To build a responsible data economy and protect data ownership, it is crucial to enable learning models from separate, heterogeneous data sources without data centralization. For example, federated learning aims to train models across massive networks of remote devices or isolated organizations, while keeping user data local. However, federated networks introduce a number of unique challenges such as extreme communication costs, privacy constraints, and data and systems-related heterogeneity.
Motivated by the application of federated learning, my work aims to develop simple, principled methods for scalable and trustworthy learning in heterogeneous networks. In the talk, I discuss how heterogeneity affects federated optimization, and lies at the center of accuracy and trustworthiness constraints in federated learning. To address these concerns, I present scalable federated learning objectives and algorithms that rigorously account for and directly model the practical constraints. I will also explore trustworthy objectives and optimization methods for general ML problems beyond federated settings.

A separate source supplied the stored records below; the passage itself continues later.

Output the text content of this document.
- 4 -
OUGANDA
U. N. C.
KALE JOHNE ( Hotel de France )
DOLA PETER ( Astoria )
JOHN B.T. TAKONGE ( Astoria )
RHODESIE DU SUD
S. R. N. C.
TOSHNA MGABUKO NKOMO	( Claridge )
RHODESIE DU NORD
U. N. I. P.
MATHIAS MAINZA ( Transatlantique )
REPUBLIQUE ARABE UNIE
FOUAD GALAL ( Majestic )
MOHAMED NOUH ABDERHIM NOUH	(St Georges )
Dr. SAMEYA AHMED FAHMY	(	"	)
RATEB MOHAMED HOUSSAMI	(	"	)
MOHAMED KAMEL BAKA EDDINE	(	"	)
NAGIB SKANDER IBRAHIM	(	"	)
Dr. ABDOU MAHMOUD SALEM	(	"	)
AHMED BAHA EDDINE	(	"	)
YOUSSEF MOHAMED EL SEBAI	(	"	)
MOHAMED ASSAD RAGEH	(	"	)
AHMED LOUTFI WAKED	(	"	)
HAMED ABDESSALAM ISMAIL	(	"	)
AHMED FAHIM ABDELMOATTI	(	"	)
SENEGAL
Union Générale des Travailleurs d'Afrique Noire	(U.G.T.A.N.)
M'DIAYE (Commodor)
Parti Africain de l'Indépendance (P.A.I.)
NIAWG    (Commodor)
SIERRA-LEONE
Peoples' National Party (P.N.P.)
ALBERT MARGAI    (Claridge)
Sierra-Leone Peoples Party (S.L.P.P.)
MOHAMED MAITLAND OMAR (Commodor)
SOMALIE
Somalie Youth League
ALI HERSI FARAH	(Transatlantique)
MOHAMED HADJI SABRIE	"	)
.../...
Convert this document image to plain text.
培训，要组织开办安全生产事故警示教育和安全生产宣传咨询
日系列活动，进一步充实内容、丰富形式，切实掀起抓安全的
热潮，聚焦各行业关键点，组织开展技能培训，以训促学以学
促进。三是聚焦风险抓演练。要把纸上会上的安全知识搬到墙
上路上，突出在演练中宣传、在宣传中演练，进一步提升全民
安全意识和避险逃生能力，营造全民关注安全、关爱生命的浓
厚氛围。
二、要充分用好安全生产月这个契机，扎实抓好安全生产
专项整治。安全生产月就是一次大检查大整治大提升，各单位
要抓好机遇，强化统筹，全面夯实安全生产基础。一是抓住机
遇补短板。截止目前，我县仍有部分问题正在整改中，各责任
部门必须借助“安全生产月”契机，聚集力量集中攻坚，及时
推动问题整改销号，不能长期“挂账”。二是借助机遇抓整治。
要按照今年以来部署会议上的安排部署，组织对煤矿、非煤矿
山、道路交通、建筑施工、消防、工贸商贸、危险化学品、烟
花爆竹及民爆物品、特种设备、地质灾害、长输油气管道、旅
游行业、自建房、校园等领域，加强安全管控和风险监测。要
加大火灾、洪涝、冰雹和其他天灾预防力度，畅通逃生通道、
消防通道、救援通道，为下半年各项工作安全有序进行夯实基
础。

Tian Li is a fifth-year Ph.D. student in the Computer Science Department at Carnegie Mellon University working with Virginia Smith. Her research interests are in distributed optimization, federated learning, and trustworthy ML. Prior to CMU, she received her undergraduate degrees in Computer Science and Economics from Peking University. She received the Best Paper Award at the ICLR Workshop on Security and Safety in Machine Learning Systems, was invited to participate in the EECS Rising Stars Workshop, and was recognized as a Rising Star in Machine Learning/Data Science by multiple institutions.